Lucene: A Powerfull & Free Search Engine by Apache

Evaluating search engines

Other widely used open source search engines include Swish-E, Glimpse, libibex, freeWAIS, and iSearch. Like any software package, each is optimized for use in particular situations; it is often difficult to deploy these tools outside of their intended domains. Consider the following features when evaluating a search engine:

  • Incremental versus batch indexing: Some search engines only support batch indexing; once they create an index for a set of documents, adding new documents becomes difficult without reindexing all the documents. Incremental indexing allows easy adding of documents to an existing index. For some applications, like those that handle live data feeds, incremental indexing is critical. Lucene supports both types of indexing.

  • Data sources: Many search engines can only index files or Webpages. This handicaps applications where indexed data comes from a database, or where multiple virtual documents exist in a single file, such as a ZIP archive. Lucene allows developers to deliver the document to the indexer through a String or an InputStream, permitting the data source to be abstracted from the data. However, with this approach, the developer must supply the appropriate readers for the data.

  • Indexing control: Some search engines can automatically crawl through a directory tree or a Website to find documents to index. While this is convenient if your data is already stored in this manner, crawler-based indexers often provide limited flexibility for applications that require fine-grained control over the indexed documents. Since Lucene operates primarily in incremental mode, it lets the application find and retrieve documents.

  • File formats: Some search engines can only index text or HTML documents; others support a filter mechanism, which offers a simple alternative to indexing word processing documents, SGML documents, and other file formats. Lucene supports such a mechanism.

  • Content tagging: Some search engines treat a document as a single stream of tokens; others allow the specification of multiple data fields within a document, such as "subject," "abstract," "author," and "body." This permits semantically richer queries like "author contains Hamilton AND body contains Constitution." Lucene supports content tagging by treating documents as collections of fields, and supports queries that specify which field(s) to search.

  • Stop-word processing: Common words, such as "a," "and," and "the," add little value to a search index. But since these words are so common, cataloging them will contribute considerably to the indexing time and index size. Most search engines will not index certain words, called stop words. Some use a list of stop words, while others select stop words statistically. Lucene handles stop words with the more general Analyzer mechanism, to be described later, and provides the StopAnalyzer class, which eliminates stop words from the input stream.

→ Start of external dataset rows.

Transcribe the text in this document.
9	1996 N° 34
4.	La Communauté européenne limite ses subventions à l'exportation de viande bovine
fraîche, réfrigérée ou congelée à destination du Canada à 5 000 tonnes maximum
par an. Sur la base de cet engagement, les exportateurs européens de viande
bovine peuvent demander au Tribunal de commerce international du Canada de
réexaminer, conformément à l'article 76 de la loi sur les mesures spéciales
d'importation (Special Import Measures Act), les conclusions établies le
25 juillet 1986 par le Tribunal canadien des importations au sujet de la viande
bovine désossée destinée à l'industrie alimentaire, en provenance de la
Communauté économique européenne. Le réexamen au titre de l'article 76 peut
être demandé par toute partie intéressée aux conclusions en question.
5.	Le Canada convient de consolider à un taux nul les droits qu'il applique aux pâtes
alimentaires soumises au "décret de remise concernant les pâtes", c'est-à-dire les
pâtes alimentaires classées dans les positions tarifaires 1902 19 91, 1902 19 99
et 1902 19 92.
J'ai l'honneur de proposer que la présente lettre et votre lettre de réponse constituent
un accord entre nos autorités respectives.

  • Stemming: Often, a user desires a query for one word to match other similar words. For example, a query for "jump" should probably also match the words "jumped," "jumper," or "jumps." Reducing a word to its root form is called stemming. Lucene does not yet implement stemming, but you could easily add a stemmer through a more sophisticated Analyzer class.

  • Query features: Search engines support a variety of query features. Some support full Boolean queries; others support only and queries. Some return a "relevance" score with each hit. Some can handle adjacency or proximity queries -- "search followed by engine" or "Knicks near Celtics" -- others can only search on single keywords. Some can search multiple indexes at once and merge the results to give a meaningful relevance score. Lucene supports a wide range of query features, including all of those listed above. However, Lucene does not support the valuable Soundex, or "sounds like," query.

  • Concurrency: Can multiple users search an index at the same time? Can a user search an index while another updates it? Lucene allows users to search an index transactionally, even if another user is simultaneously updating the index.

  • Non-English support: Many search engines implicitly assume that English is the target language; this is evident in areas such as stop-word lists, stemming algorithms, and the use of proximity to match phrase queries. As Lucene preprocesses the input stream through the Analyzer class provided by the developer, it is possible to perform language-specific filtering.